January 15, 2021 feature
An algorithm for optimizing the cost and efficiency of human-robot collaborative assembly lines
Robots are rapidly making their way into a variety of settings, including industrial and manufacturing facilities. So far, they have shown great potential for speeding up and automating a number of manufacturing processes by substituting or assisting human workers on assembly lines. To be adopted on a large scale, however, robots for manufacturing should be both efficient and relatively affordable.
Researchers at Wuhan University of Science and Technology and University of Leicester have recently developed an optimization technique that could help to optimize the cost and efficiency of multiple robots set to operate in assembly lines. This technique, presented in a paper published in Springer Link's Neural Computing and Applications journal, is based on a metaheuristic algorithm known as migrating bird optimization algorithm, which is ideal for solving optimization problems due to its simplicity and flexibility in adapting to the nature of a problem.
"Me and my fellow collaborators have been working on robotic assembly line systems for the last few years, as we could see that several industries (especially automotive) are looking at opportunities where they can utilize robot and human workers working in tandem to complete the assembly tasks," Mukund Janardhanan, one of the researchers who carried out the study, told TechXplore. "However, collaborative working of humans and robots have several challenges."
The overreaching objective of the recent study by Janardhanan and his colleagues was to optimize assembly lines in which robots and human workers collaborate, ensuring that they can work both effectively and safely.
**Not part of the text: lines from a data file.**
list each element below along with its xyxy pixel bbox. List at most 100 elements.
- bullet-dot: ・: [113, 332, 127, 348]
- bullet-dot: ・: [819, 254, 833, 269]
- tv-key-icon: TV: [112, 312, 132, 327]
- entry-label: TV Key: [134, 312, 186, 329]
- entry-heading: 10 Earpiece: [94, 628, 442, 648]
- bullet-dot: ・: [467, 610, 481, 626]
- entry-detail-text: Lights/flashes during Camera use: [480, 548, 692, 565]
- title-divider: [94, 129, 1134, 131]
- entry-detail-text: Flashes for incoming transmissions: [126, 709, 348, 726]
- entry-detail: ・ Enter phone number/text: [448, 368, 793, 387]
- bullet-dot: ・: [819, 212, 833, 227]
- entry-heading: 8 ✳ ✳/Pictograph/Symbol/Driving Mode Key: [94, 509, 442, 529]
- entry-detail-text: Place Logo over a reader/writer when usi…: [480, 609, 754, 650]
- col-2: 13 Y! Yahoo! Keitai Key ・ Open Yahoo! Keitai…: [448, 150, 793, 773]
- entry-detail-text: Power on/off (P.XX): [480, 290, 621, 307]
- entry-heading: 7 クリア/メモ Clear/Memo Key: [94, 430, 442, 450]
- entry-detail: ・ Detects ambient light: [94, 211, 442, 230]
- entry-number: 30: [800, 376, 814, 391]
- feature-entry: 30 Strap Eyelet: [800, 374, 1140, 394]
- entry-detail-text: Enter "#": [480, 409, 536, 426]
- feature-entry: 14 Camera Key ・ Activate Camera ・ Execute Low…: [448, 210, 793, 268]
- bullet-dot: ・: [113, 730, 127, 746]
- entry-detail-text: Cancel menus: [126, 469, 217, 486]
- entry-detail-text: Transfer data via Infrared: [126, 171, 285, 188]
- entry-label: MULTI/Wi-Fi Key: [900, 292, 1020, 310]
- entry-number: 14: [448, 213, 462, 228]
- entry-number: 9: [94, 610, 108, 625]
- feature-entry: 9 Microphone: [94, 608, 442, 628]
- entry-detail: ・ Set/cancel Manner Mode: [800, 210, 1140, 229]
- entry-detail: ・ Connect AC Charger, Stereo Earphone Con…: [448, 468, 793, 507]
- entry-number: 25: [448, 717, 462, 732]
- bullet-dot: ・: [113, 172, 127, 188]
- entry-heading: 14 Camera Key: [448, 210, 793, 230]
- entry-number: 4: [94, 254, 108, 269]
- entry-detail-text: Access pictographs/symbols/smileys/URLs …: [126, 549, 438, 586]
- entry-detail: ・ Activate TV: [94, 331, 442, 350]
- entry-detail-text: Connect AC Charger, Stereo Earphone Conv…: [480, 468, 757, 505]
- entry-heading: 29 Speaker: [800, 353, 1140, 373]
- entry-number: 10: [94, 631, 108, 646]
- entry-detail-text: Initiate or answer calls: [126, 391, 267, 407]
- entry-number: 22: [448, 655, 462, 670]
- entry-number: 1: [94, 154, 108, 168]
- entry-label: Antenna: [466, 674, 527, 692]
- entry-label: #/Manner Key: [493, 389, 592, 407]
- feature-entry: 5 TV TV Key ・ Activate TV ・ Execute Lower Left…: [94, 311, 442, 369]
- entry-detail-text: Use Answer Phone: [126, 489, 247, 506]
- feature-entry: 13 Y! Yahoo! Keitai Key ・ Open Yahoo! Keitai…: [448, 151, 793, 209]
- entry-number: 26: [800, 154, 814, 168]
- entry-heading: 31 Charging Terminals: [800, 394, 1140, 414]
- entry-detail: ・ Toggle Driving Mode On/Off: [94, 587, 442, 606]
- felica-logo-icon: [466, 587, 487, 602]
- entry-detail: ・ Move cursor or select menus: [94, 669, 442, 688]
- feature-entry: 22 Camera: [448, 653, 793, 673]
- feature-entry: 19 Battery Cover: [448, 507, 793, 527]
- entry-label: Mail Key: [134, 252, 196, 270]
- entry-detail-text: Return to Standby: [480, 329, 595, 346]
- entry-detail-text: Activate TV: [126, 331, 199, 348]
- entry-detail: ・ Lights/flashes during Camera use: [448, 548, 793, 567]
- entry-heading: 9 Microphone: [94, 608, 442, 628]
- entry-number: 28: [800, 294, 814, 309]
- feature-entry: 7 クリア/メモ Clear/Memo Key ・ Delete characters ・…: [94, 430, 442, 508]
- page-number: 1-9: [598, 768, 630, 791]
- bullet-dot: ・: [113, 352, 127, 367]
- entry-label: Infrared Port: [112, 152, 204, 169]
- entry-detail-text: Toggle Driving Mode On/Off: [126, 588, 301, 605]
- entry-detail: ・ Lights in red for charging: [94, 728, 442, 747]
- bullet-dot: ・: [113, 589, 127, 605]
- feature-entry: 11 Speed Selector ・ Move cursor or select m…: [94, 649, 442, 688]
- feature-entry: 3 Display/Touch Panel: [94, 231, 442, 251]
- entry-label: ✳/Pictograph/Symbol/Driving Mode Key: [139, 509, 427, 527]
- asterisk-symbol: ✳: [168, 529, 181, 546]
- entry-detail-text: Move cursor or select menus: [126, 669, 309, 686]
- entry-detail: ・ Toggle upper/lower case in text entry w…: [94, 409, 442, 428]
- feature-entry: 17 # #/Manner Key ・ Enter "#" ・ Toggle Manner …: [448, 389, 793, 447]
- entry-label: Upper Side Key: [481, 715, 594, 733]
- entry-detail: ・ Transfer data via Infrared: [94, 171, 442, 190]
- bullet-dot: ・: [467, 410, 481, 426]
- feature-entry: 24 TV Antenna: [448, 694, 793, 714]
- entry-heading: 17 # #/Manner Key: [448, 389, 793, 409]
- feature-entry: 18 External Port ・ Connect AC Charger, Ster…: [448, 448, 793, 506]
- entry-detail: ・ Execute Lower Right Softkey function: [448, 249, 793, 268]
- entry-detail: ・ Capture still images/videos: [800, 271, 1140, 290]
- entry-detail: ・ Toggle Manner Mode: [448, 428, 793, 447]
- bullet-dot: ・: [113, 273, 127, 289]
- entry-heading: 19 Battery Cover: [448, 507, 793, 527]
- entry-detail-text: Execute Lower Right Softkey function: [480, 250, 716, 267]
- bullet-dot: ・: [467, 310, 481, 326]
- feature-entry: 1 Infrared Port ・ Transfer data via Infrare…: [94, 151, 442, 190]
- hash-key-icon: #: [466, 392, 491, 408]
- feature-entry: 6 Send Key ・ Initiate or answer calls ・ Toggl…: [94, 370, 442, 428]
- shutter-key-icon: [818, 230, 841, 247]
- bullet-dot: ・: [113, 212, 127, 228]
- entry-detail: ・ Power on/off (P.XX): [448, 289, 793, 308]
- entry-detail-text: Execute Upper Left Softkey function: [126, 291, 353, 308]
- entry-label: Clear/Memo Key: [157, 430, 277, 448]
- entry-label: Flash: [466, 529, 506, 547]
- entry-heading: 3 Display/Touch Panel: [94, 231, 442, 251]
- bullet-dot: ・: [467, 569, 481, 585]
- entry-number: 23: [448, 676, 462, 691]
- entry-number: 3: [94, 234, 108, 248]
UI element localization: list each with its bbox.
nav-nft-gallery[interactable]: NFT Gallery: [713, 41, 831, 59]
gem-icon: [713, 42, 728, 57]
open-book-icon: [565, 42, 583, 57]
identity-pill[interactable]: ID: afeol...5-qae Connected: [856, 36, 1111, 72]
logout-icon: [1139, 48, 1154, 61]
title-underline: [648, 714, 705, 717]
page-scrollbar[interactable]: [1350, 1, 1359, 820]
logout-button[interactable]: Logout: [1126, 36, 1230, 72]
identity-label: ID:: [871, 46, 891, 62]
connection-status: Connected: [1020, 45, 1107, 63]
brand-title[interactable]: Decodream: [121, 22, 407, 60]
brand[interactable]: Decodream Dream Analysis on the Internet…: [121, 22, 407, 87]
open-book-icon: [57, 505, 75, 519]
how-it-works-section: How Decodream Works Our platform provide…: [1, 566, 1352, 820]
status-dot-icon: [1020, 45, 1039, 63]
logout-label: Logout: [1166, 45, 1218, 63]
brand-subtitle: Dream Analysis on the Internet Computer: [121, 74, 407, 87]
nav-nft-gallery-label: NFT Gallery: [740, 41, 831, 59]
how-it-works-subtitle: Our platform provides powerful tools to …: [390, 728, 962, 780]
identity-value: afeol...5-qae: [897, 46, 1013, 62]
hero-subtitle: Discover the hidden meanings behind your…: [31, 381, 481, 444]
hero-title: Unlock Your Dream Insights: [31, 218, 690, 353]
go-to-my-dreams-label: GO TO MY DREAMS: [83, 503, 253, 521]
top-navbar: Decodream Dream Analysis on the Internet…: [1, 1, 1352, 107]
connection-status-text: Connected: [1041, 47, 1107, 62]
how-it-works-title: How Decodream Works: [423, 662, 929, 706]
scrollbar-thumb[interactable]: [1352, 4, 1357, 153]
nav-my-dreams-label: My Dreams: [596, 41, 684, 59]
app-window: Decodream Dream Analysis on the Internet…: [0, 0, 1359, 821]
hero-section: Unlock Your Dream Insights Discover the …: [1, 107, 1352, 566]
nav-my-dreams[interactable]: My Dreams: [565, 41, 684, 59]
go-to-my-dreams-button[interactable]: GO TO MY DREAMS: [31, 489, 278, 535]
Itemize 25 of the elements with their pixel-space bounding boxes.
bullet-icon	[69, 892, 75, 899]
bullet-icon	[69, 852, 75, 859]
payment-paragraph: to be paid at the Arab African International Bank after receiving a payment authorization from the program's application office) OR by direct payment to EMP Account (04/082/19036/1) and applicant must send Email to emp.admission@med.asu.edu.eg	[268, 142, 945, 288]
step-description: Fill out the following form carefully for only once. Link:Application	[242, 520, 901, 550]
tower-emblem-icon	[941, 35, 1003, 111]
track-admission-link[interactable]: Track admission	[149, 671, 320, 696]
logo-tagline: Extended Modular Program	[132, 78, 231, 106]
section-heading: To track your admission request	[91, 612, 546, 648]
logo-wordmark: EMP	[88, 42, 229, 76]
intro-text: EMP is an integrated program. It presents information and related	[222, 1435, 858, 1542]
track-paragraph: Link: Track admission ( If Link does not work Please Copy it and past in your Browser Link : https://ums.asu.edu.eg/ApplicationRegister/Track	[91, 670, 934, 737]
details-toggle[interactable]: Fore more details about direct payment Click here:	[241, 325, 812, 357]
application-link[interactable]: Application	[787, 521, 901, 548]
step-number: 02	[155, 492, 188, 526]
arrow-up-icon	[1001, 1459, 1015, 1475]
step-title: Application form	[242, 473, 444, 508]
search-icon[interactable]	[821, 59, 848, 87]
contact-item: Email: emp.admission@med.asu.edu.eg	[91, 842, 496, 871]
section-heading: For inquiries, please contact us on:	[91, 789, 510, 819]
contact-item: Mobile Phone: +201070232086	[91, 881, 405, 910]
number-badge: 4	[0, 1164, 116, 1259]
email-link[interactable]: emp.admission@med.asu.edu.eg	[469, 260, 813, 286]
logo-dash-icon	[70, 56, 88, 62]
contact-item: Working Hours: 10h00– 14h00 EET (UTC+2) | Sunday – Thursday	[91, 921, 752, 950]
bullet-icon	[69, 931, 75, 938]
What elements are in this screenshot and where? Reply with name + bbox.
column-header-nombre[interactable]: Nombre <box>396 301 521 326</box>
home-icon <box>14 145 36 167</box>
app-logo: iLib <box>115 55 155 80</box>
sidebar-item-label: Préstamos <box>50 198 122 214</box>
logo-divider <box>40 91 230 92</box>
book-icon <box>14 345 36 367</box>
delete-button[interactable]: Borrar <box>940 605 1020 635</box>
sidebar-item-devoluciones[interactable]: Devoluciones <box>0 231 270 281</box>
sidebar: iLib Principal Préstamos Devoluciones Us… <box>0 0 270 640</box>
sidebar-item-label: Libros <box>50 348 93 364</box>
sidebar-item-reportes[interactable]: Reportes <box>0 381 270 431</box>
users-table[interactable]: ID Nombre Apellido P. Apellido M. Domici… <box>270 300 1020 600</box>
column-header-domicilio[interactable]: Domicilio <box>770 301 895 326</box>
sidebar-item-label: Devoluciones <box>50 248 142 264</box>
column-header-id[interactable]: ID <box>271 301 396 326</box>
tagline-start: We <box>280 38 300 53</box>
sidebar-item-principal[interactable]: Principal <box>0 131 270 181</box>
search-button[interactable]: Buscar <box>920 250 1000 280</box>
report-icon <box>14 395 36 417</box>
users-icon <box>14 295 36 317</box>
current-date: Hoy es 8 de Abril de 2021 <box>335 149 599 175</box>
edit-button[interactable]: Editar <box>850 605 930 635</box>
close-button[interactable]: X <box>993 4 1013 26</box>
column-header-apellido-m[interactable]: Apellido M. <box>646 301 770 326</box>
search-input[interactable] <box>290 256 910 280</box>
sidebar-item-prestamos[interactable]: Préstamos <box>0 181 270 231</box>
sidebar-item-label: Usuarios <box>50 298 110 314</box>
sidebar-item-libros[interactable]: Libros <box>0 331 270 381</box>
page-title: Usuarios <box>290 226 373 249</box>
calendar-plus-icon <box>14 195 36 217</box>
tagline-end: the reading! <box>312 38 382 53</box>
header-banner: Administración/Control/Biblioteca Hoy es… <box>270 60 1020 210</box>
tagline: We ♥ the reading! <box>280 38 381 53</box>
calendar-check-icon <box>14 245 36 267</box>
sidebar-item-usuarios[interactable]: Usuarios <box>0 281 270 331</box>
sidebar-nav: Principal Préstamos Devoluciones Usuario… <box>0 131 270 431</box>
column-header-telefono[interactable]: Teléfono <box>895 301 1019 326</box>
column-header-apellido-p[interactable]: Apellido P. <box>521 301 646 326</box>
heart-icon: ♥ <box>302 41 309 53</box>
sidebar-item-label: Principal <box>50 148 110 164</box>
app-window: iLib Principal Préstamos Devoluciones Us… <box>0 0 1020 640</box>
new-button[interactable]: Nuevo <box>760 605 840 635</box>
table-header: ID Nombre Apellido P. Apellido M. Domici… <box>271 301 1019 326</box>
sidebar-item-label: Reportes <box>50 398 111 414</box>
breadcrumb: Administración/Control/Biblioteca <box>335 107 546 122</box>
To do this, they developed a multi-objective mixed-integer programming model and used a metaheuristic algorithm. They then tested it on several scenarios in which different types of robots are expected to work together to assemble goods.
The algorithm can minimize an assembly line's overall cycle time and decrease the total purchasing cost of a team of robots. The algorithm's design is inspired by the V- flight formation of birds. The algorithm selects an optimal solution (i.e., a solution that optimizes the total cost and reduces the overall cycle time) among a set of possibilities and replaces outdated solutions identified earlier.
"For many industries, purchasing robots will be an expensive affair," Janardhanan said. "The model developed in this work will help production managers to estimate and optimize the costs involved in the purchase of robots and cycle time simultaneously and this will help them to make decisions while designing or redesigning assembly lines."
Janardhanan and his colleagues evaluated the performance of their migrating bird optimization algorithm by comparing it with that of other widely used optimization techniques. The techniques they compared it to include a multi-objective non-dominated sorting genetic algorithm II, a multi-objective simulated annealing algorithm and two multi-objective artificial bee colony algorithms.
Overall, the migrating bird optimization algorithm was found to achieve remarkable results, which were either better or similar to those achieved by the state-of-the-art techniques it was tested against. In the future, it could be used by manufacturers worldwide to optimize the cost and efficiency of assembly lines, employing a team of robots to support human workers.
"This study was the first to consider simultaneous optimization of purchase costs and cycle time in an assembly line that utilizes both robots and workers in completing the assembly tasks," Janardhanan said. "In our next studies, we intend to incorporate other objectives such as energy consumption optimization and collaborate with automotive industries to include more realistic factors."